INDIANAPOLIS—Michigan football coach Jim Harbaugh looked comfortable when he walked into Indianapolis Bishop Chatard’s (Indianapolis) football facility this morning wearing his usual blue sweatshirt and khaki pants.
At Michigan’s first satellite camp of the month, he strode under a “Go Blue” banner, intended for the home teams, yet perfectly appropriate to welcome the Wolverines.
Standing inside a concession stand, fans found him and he gladly obliged their requests.
One man wanted him to autograph a 20-year-old Indianapolis Colts No. 4 jersey, from Harbaugh’s playing days. A steady stream of kids — and parents — wanted photos.
This likely will be the scene for the next 30 days, as Harbaugh and his coaching staff work their nationwide satellite camp tour of at least 35 sites.
Last year’s camp tour opening at Bishop Chatard was more tense, telling the campers at the start that he and his coaches could not talk about recruiting. On Wednesday, the subject was simply avoided.
A year ago, he was cautious about taking photos with kids because of how it could be interpreted by the NCAA as singling out certain players. This year, the camp lined up every camper for a photo with Harbaugh at the start so everyone had one.
There was a massive Michigan presence with seven assistants and a number of other U-M football staffers on hand to assist.
This was Harbaugh where he wanted to be, physically diving into the drills.

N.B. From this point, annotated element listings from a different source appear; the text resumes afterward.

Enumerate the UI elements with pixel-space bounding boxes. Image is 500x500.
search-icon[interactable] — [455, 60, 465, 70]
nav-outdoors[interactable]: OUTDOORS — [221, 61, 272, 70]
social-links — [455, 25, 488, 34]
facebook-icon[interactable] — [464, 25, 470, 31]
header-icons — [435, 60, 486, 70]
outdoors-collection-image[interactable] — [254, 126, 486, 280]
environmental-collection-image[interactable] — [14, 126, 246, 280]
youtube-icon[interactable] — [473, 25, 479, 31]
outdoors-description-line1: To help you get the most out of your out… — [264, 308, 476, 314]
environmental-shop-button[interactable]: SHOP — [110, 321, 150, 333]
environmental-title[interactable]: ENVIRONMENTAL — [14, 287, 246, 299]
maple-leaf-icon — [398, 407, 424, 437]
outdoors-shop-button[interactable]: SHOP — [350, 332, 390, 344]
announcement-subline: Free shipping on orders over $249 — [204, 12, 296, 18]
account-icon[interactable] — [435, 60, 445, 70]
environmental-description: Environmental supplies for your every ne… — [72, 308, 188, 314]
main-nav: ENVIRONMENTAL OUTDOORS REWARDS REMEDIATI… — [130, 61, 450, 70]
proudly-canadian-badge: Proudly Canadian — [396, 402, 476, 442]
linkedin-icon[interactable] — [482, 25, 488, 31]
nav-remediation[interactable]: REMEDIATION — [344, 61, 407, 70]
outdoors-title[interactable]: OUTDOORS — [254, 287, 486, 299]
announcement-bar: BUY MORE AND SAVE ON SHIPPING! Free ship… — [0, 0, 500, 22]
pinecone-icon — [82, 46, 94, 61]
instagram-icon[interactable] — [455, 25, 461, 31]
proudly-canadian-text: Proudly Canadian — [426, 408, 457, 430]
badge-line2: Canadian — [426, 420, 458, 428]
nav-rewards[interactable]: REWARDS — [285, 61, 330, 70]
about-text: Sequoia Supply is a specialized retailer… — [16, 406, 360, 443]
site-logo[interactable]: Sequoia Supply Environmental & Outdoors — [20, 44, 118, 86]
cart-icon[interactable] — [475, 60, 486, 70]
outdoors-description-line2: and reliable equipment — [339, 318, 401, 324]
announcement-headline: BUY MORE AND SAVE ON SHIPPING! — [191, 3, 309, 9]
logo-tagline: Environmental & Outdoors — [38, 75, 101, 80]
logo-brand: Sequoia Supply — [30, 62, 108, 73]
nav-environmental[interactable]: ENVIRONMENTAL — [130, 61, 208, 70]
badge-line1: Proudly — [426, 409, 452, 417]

Throwing in the quarterback competition, showing defensive backs how to backpedal, running backs to run with force and sucked in by the big hits.
His past favorite game of the rugby-style “Peru ball” was absent as he said there were too many other drills and competitions to jam into the three-hour event.
Ever the showman, Harbaugh took off his well-worn navy sweatshirt to reveal a blue Indianapolis Colts shirt with Andrew Luck’s name and number 12 on it.
On Wednesday, he spoke to the 220-plus campers — about 140 for football and another 80 for volleyball, lacrosse and cheerleading.
“This is your opportunity in the athletic world,” Harbaugh told them as the day began at 9 a.m., eschewing the microphone to use his “coach voice.” He implored that they “practice with an enthusiasm unknown to mankind.”
Then he ticked off his bullet points for the camp that they should “come away having learned something and be more confident about yourself” and “Meet somebody, strike up a friendship. … Make an ally.”
Proudly, he spoke about “something cool” from a day earlier. Harbaugh was packing to leave when his preschool-age son, Jack, told him he wanted to go on the trip.
“What that meant to me, I got wound up,” he said, with Jack a few feet away in an orange “Ditka” shirt for Harbaugh’s former Bears coach. “I’m never going to forget that, from now until I’m laid in the ground.”
Harbaugh’s point was that players should appreciate those around him. “Have an attitude of gratitude. Thank somebody when you leave here today.”
Harbaugh is putting twists on U-M’s three dozen camps when he can. In Indy, it was having former NFL quarterback and former Colt Matt Hasselbeck speak to the campers. Then Harbaugh gathered them to get started.
“Let’s have a winning day,” he told them. “Let’s go to bed a little sore, a little tired, knowing that we got better today.”